Histoire d’une notion. « C’est pas des imbéciles, les gosses des quartiers, c’est pour ça qu’ils sont vénères. Ils voient bien que l’ascenseur social, il est bloqué au sous-sol et qu’il pue la pisse. » Par cette docte formule, l’humoriste Jamel Debbouze contribuait en 2004 à populariser la notion d’« ascenseur social », qui, jusque-là, appartenait plutôt au lexique des sciences politiques. Un an après, Aziz Senni, entrepreneur d’origine marocaine, lançait une formule à succès en intitulant un livre L’ascenseur social est en panne… j’ai pris l’escalier (L’Archipel, 2005). Nicolas Sarkozy puis Emmanuel Macron ont repris à leur compte cette image de l’ascenseur en panne que, bien avant eux, le libéral Alain Madelin proposait en 1995 de « réparer ». Ce qui, dans sa vision, signifiait lever les obstacles à la liberté d’entreprendre.

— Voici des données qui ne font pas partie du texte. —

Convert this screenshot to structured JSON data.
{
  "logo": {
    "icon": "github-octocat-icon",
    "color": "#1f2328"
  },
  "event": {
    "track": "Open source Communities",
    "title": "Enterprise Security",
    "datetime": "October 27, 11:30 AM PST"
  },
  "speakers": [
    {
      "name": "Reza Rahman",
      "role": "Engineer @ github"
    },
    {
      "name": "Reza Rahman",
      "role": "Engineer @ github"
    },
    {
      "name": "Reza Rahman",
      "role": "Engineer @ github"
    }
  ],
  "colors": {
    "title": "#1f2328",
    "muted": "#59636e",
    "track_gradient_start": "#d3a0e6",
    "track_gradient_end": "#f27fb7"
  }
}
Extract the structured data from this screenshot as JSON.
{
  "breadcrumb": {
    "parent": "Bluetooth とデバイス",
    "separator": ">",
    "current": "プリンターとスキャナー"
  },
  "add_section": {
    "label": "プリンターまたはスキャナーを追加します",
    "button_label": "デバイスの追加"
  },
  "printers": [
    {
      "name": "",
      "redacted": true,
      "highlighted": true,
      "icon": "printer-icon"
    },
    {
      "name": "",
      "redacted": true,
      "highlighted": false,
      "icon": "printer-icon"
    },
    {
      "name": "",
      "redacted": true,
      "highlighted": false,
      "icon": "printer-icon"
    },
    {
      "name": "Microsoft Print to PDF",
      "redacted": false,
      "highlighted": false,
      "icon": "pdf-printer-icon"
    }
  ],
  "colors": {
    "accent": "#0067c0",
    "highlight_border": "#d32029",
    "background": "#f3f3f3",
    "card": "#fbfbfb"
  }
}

Depuis, l’expression a gagné l’ensemble du spectre politique, pour désigner le défaut de mobilité sociale ascendante ou l’autoreproduction d’élites fermées sur elles-mêmes. Son usage comporte souvent une part d’« illusion rétrospective », nous explique Paul Pasquali, sociologue au CNRS et spécialiste de ces questions. Avant la seconde guerre mondiale, les réussites d’enfants de familles paysannes ou ouvrières sont rarissimes, les élites étant alors parfaitement endogames et l’école socialement très clivée.

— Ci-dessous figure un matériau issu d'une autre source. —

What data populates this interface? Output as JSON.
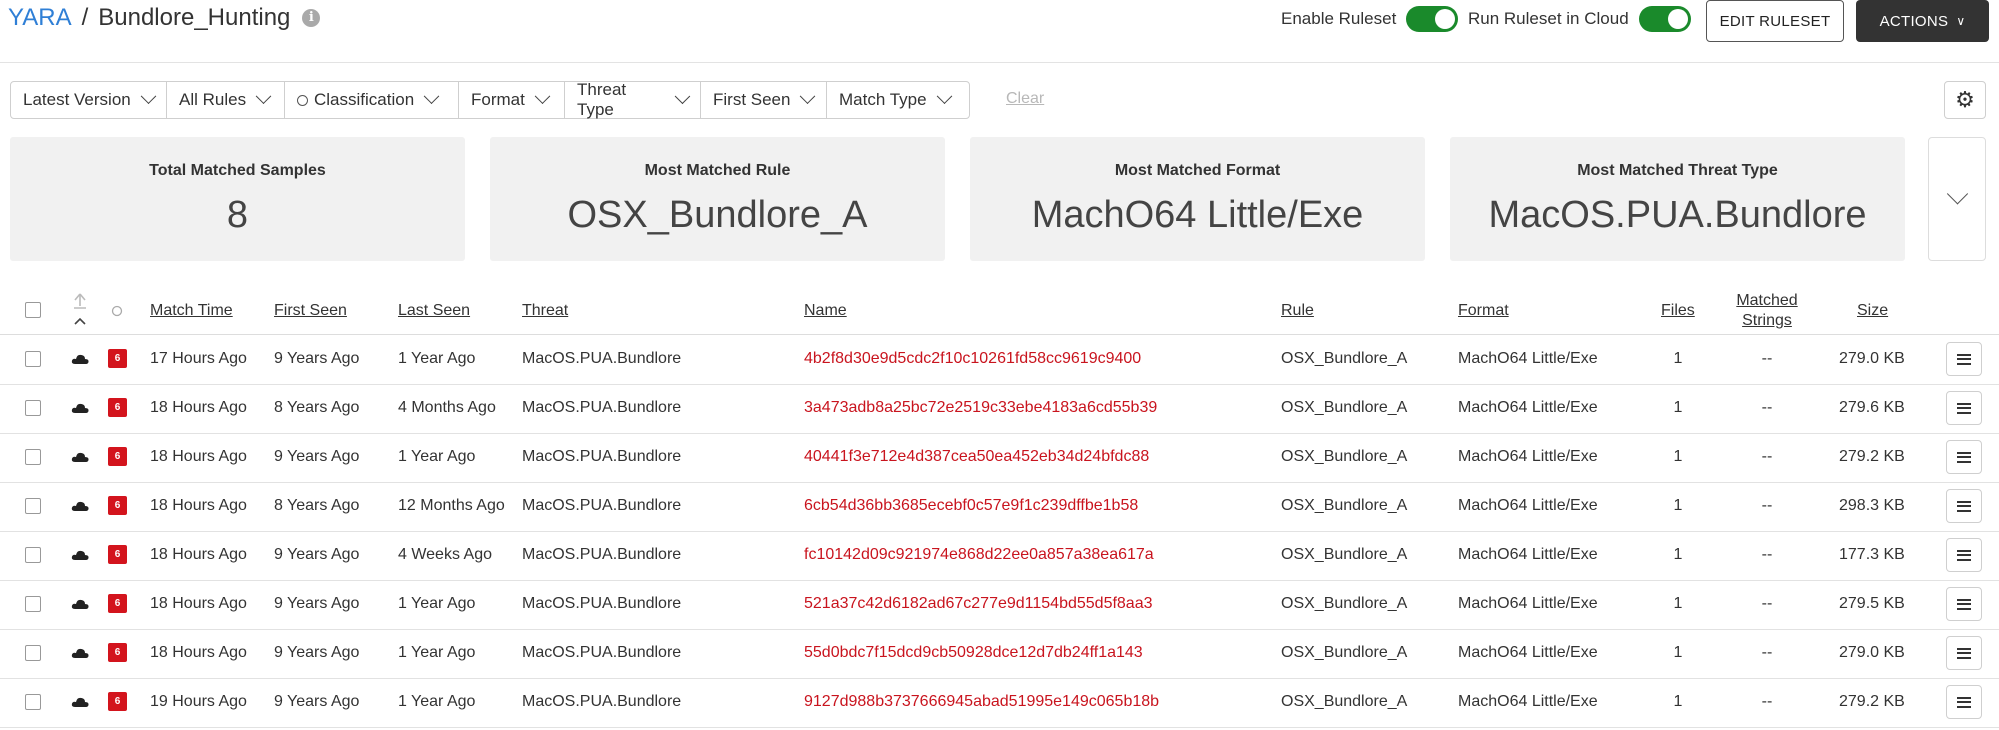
{
  "breadcrumb": {
    "root": "YARA",
    "separator": "/",
    "title": "Bundlore_Hunting",
    "info_glyph": "i"
  },
  "header": {
    "enable_ruleset_label": "Enable Ruleset",
    "run_cloud_label": "Run Ruleset in Cloud",
    "edit_ruleset_label": "EDIT RULESET",
    "actions_label": "ACTIONS",
    "actions_chevron": "∨"
  },
  "filters": {
    "items": [
      {
        "label": "Latest Version"
      },
      {
        "label": "All Rules"
      },
      {
        "label": "Classification"
      },
      {
        "label": "Format"
      },
      {
        "label": "Threat Type"
      },
      {
        "label": "First Seen"
      },
      {
        "label": "Match Type"
      }
    ],
    "clear_label": "Clear",
    "settings_glyph": "⚙"
  },
  "stats": [
    {
      "label": "Total Matched Samples",
      "value": "8"
    },
    {
      "label": "Most Matched Rule",
      "value": "OSX_Bundlore_A"
    },
    {
      "label": "Most Matched Format",
      "value": "MachO64 Little/Exe"
    },
    {
      "label": "Most Matched Threat Type",
      "value": "MacOS.PUA.Bundlore"
    }
  ],
  "table": {
    "columns": {
      "match_time": "Match Time",
      "first_seen": "First Seen",
      "last_seen": "Last Seen",
      "threat": "Threat",
      "name": "Name",
      "rule": "Rule",
      "format": "Format",
      "files": "Files",
      "matched_strings_1": "Matched",
      "matched_strings_2": "Strings",
      "size": "Size"
    },
    "badge_text": "6",
    "rows": [
      {
        "match_time": "17 Hours Ago",
        "first_seen": "9 Years Ago",
        "last_seen": "1 Year Ago",
        "threat": "MacOS.PUA.Bundlore",
        "name": "4b2f8d30e9d5cdc2f10c10261fd58cc9619c9400",
        "rule": "OSX_Bundlore_A",
        "format": "MachO64 Little/Exe",
        "files": "1",
        "matched": "--",
        "size": "279.0 KB"
      },
      {
        "match_time": "18 Hours Ago",
        "first_seen": "8 Years Ago",
        "last_seen": "4 Months Ago",
        "threat": "MacOS.PUA.Bundlore",
        "name": "3a473adb8a25bc72e2519c33ebe4183a6cd55b39",
        "rule": "OSX_Bundlore_A",
        "format": "MachO64 Little/Exe",
        "files": "1",
        "matched": "--",
        "size": "279.6 KB"
      },
      {
        "match_time": "18 Hours Ago",
        "first_seen": "9 Years Ago",
        "last_seen": "1 Year Ago",
        "threat": "MacOS.PUA.Bundlore",
        "name": "40441f3e712e4d387cea50ea452eb34d24bfdc88",
        "rule": "OSX_Bundlore_A",
        "format": "MachO64 Little/Exe",
        "files": "1",
        "matched": "--",
        "size": "279.2 KB"
      },
      {
        "match_time": "18 Hours Ago",
        "first_seen": "8 Years Ago",
        "last_seen": "12 Months Ago",
        "threat": "MacOS.PUA.Bundlore",
        "name": "6cb54d36bb3685ecebf0c57e9f1c239dffbe1b58",
        "rule": "OSX_Bundlore_A",
        "format": "MachO64 Little/Exe",
        "files": "1",
        "matched": "--",
        "size": "298.3 KB"
      },
      {
        "match_time": "18 Hours Ago",
        "first_seen": "9 Years Ago",
        "last_seen": "4 Weeks Ago",
        "threat": "MacOS.PUA.Bundlore",
        "name": "fc10142d09c921974e868d22ee0a857a38ea617a",
        "rule": "OSX_Bundlore_A",
        "format": "MachO64 Little/Exe",
        "files": "1",
        "matched": "--",
        "size": "177.3 KB"
      },
      {
        "match_time": "18 Hours Ago",
        "first_seen": "9 Years Ago",
        "last_seen": "1 Year Ago",
        "threat": "MacOS.PUA.Bundlore",
        "name": "521a37c42d6182ad67c277e9d1154bd55d5f8aa3",
        "rule": "OSX_Bundlore_A",
        "format": "MachO64 Little/Exe",
        "files": "1",
        "matched": "--",
        "size": "279.5 KB"
      },
      {
        "match_time": "18 Hours Ago",
        "first_seen": "9 Years Ago",
        "last_seen": "1 Year Ago",
        "threat": "MacOS.PUA.Bundlore",
        "name": "55d0bdc7f15dcd9cb50928dce12d7db24ff1a143",
        "rule": "OSX_Bundlore_A",
        "format": "MachO64 Little/Exe",
        "files": "1",
        "matched": "--",
        "size": "279.0 KB"
      },
      {
        "match_time": "19 Hours Ago",
        "first_seen": "9 Years Ago",
        "last_seen": "1 Year Ago",
        "threat": "MacOS.PUA.Bundlore",
        "name": "9127d988b3737666945abad51995e149c065b18b",
        "rule": "OSX_Bundlore_A",
        "format": "MachO64 Little/Exe",
        "files": "1",
        "matched": "--",
        "size": "279.2 KB"
      }
    ]
  },
  "colors": {
    "brand_blue": "#2f7fd6",
    "toggle_green": "#1a8a2b",
    "hash_red": "#c9141e",
    "badge_red": "#d3141d"
  }
}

Les « trente glorieuses », de 1945 à 1975, requièrent une analyse nuancée. Des trajectoires exceptionnelles – magnifiées de nos jours pour cultiver l’idée d’une méritocratie oubliée – existent toujours, mais dans un cadre où les promotions sociales sont alors de fait plus nombreuses. Elles procèdent, à partir de la fin des années 1960, d’une première étape d’expansion scolaire et d’ouverture de l’enseignement supérieur, alliée à la croissance économique qui, stimulée par l’Etat, crée massivement des postes d’employés, de cadres et de professions intermédiaires. Le plein-emploi assure des salaires décents à des personnes peu ou pas diplômées et favorise, dans les entreprises, les promotions internes. Cependant, tempère Paul Pasquali, ces évolutions interviennent sur un fond qui, majoritairement, reste celui de la reproduction sociale : « Chacun se retrouve grosso modo dans le même groupe socioprofessionnel que ses parents, même si ce n’est jamais à l’identique : un ouvrier qualifié peut espérer devenir contremaître, et un contremaître passer à l’encadrement. »
Angoisse du déclassement
A cette période, qui n’a pas duré trente ans mais plutôt quinze, de 1960 à 1975, succède le déferlement du chômage et de la précarité, et simultanément la massification scolaire, avec l’objectif des 80 % d’une génération au niveau du bac lancé en 1985 par Jean-Pierre Chevènement (et atteint depuis 2012). Si l’accès à l’enseignement supérieur devient la norme des classes moyennes, la banalisation des titres universitaires diminue leur valeur relative alors même que, pour l’accès aux postes élevés, se renforce le poids des filières sélectives. Aujourd’hui, le système scolaire français, dont il faut rappeler qu’il ne détermine pas l’état du marché du travail, est régulièrement pointé dans les études internationales comme celui où l’origine sociale pèse le plus sur les résultats. « La réussite de quelques-uns contribue à racheter l’échec de tous ceux qui restent sur le carreau », déplore la sociologue spécialiste de l’école Agnès van Zanten. Une étude publiée en 2018 par l’Organisation de coopération et de développement économiques (OCDE) affirme que, depuis les années 1990, la mobilité sociale ascendante « marque le pas » dans les pays de son ressort, où quatre générations et demie seraient en moyenne nécessaires pour que les enfants des 10 % de familles les plus pauvres se hissent au niveau du revenu moyen. L’OCDE distingue négativement la France et l’Allemagne, où il faudrait six générations pour y parvenir, contre cinq au Royaume-Uni, quatre en Espagne et seulement deux au Danemark.